The roar of the train at top speed nearly drowns her out, and the dad next to me is attempting to ignore her. But she continues to rail: "You done raped all these kids. Kilt all these kids. Kilt all these Mooslims. You got nerve to talk shit to me on my ghetto — it's the ghetto — da ghettooooooooo! . . .
"THIS IS DIVISION."
. . . "You rape yo kids,
you rape yo mama, you rape yo daddy—don't come and talk no shit on me on
my mothafuckin' train bitch! And you live in the suburbs! You betta suck my dick! All yall rapists! Come on my mothafuckin' train. This the ghetto. You rape. You rob. You take yo kids and fuck yo own kids . . ."
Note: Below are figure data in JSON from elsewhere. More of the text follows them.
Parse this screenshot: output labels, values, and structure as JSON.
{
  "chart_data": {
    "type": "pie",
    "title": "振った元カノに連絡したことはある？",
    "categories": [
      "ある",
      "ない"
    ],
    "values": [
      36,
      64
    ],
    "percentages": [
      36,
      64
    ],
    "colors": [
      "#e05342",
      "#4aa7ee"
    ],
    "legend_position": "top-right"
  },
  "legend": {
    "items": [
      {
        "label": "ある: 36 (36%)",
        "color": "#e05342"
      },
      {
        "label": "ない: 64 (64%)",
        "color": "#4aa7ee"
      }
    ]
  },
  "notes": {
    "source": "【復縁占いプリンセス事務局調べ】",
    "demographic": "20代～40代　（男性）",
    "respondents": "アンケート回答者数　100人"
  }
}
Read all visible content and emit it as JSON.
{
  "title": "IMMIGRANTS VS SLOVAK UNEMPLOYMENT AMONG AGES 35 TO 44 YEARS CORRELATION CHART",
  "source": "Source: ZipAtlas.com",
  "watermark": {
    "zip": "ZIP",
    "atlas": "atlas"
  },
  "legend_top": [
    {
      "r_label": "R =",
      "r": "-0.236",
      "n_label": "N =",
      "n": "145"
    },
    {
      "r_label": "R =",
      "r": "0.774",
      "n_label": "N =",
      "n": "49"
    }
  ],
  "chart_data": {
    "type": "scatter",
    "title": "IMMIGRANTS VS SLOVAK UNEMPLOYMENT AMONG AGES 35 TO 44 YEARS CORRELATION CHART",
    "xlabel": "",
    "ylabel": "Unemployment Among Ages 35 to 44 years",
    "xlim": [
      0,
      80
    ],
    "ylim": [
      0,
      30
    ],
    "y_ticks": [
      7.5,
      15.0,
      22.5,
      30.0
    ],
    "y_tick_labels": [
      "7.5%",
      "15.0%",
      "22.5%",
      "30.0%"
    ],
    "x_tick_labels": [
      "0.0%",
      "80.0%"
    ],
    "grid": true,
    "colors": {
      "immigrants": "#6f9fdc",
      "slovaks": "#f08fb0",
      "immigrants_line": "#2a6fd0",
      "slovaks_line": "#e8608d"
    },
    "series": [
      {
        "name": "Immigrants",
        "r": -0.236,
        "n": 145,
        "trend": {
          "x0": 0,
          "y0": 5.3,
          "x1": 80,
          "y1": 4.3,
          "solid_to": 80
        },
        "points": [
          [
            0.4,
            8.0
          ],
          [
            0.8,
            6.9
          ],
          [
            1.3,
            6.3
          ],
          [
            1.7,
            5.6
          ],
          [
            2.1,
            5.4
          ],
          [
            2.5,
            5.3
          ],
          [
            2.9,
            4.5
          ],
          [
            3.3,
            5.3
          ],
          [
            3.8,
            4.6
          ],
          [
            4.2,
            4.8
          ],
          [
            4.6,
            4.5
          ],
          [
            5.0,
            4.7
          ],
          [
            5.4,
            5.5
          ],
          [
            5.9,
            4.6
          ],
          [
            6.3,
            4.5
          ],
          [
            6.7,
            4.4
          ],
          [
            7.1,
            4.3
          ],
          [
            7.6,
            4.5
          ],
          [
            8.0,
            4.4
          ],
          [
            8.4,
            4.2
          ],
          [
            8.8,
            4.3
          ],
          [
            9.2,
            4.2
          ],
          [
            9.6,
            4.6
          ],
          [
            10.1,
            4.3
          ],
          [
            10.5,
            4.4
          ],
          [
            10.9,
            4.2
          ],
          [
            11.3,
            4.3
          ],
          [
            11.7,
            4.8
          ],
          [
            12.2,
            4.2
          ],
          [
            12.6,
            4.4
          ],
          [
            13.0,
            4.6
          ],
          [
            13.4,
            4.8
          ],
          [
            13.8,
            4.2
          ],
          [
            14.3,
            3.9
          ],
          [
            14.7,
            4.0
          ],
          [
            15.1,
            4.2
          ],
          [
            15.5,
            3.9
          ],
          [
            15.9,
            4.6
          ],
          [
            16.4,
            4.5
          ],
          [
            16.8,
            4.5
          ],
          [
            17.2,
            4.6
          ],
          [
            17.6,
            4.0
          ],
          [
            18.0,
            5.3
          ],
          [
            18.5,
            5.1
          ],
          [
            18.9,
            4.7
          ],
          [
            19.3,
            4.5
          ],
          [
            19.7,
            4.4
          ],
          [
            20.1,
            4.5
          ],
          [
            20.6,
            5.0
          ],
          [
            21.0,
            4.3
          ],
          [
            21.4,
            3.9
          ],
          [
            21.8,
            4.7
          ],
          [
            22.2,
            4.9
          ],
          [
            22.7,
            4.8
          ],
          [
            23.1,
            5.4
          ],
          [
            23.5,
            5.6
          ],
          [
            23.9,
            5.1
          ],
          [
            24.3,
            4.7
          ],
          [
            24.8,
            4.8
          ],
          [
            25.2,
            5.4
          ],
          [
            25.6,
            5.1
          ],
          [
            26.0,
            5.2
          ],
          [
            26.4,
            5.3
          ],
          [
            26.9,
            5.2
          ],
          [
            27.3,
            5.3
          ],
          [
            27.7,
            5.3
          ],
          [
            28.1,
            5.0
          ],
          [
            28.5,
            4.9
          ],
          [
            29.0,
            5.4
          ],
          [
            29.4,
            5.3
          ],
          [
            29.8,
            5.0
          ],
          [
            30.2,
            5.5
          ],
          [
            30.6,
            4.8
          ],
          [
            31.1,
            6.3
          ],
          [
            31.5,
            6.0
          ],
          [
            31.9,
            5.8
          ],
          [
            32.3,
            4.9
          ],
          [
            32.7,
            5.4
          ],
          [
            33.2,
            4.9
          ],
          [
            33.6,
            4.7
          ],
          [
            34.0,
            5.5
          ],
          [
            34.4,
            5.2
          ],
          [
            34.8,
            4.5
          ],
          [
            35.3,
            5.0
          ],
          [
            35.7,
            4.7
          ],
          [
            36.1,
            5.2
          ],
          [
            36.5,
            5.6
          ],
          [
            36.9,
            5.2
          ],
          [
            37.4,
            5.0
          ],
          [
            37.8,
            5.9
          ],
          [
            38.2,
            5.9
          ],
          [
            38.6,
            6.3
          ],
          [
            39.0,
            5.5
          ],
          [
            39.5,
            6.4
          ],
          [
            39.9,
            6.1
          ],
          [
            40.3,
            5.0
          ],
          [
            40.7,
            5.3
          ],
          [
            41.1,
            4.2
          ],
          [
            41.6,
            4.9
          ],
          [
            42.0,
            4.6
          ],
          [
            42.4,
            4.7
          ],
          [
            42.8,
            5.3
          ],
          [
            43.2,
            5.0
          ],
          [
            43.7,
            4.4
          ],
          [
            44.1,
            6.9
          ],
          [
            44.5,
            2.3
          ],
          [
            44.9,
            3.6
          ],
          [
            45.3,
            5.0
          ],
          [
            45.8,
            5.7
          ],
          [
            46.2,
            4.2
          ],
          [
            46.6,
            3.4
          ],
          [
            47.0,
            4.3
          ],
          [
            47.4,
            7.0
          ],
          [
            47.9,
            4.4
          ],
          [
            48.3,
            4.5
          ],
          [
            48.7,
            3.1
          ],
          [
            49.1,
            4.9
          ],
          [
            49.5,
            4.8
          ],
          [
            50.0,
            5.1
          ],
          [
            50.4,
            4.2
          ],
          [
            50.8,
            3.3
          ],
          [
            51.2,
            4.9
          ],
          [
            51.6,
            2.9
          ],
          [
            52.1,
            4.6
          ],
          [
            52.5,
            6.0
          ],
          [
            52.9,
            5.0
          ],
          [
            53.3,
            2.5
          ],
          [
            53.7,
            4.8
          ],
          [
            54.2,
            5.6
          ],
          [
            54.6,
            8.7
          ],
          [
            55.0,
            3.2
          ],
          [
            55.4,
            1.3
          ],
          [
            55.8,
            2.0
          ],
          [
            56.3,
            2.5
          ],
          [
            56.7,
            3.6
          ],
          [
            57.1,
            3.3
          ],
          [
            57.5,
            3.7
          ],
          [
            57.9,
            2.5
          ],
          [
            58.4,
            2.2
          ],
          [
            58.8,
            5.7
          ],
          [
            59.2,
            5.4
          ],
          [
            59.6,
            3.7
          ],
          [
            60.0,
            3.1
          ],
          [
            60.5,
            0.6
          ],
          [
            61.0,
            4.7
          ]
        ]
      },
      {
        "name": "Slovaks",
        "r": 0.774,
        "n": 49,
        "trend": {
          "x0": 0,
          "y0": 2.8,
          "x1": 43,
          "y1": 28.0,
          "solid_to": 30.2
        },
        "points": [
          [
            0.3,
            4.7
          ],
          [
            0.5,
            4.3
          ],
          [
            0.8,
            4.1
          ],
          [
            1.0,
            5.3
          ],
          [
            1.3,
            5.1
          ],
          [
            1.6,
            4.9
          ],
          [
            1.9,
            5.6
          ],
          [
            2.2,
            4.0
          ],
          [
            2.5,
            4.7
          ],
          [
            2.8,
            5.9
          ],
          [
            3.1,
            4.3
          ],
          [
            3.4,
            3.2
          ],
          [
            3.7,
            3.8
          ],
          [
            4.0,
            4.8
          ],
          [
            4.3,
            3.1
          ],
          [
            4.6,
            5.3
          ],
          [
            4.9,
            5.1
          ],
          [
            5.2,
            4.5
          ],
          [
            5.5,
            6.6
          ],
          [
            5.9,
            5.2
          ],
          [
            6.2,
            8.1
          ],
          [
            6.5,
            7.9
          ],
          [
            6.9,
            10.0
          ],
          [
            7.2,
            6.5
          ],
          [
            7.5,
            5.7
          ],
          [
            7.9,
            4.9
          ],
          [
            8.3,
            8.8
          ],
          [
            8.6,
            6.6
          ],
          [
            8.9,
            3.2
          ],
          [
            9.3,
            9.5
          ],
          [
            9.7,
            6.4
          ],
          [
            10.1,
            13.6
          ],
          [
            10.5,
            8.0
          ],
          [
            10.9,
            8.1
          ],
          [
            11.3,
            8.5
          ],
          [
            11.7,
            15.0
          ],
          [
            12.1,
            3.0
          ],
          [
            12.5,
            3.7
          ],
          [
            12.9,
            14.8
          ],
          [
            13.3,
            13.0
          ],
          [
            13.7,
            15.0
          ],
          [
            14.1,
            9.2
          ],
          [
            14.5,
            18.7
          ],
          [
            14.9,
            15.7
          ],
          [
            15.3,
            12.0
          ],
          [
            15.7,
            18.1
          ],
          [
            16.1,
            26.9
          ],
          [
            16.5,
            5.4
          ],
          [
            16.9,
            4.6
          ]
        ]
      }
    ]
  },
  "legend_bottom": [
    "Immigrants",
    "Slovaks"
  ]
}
"DAMEN IS NEXT. DOORS OPEN TO THE RIGHT AT DAMEN.”
"That's what the kids pick up. ... Don't come on the ghetto and talk shit. Ooh baby ... I'm a get paid ... Why ya want fuck yo kids? Why yo wanna do this, mom? ... Cause I ain't had no dick ... ahhurg."
In all this time — since the bearded young man spoke — no one else has said a peep to her. As I exit at Damen, I’m feeling bad for not having said or done something. But what?
While the train's stopped, I see a conductor's head sticking out a window on the far end. I sprint down to her and tell her there's a foul-mouthed disorderly woman in the second-from-last car, #3122.
"Okay, I'll report it," she sighs, as if she's heard this a hundred times.
* * *
After midnight I return to the Damen platform to head back south. I light up a Camel and listen to three dudes talk about the metal show they just saw at the Double Door. The southbound is taking its time. But within a few minutes, along comes a northbound O’Hare train and pulls up on the opposite side. I look through the windows. Is that —?
Yep. It’s Ms. Mucho again. Same car 3122, same corner, same seat. Only now she appears more tranquil, mouth shut and hood pulled halfway over her face. She wipes her nose with a tissue as the train shuts its doors and takes her into the night.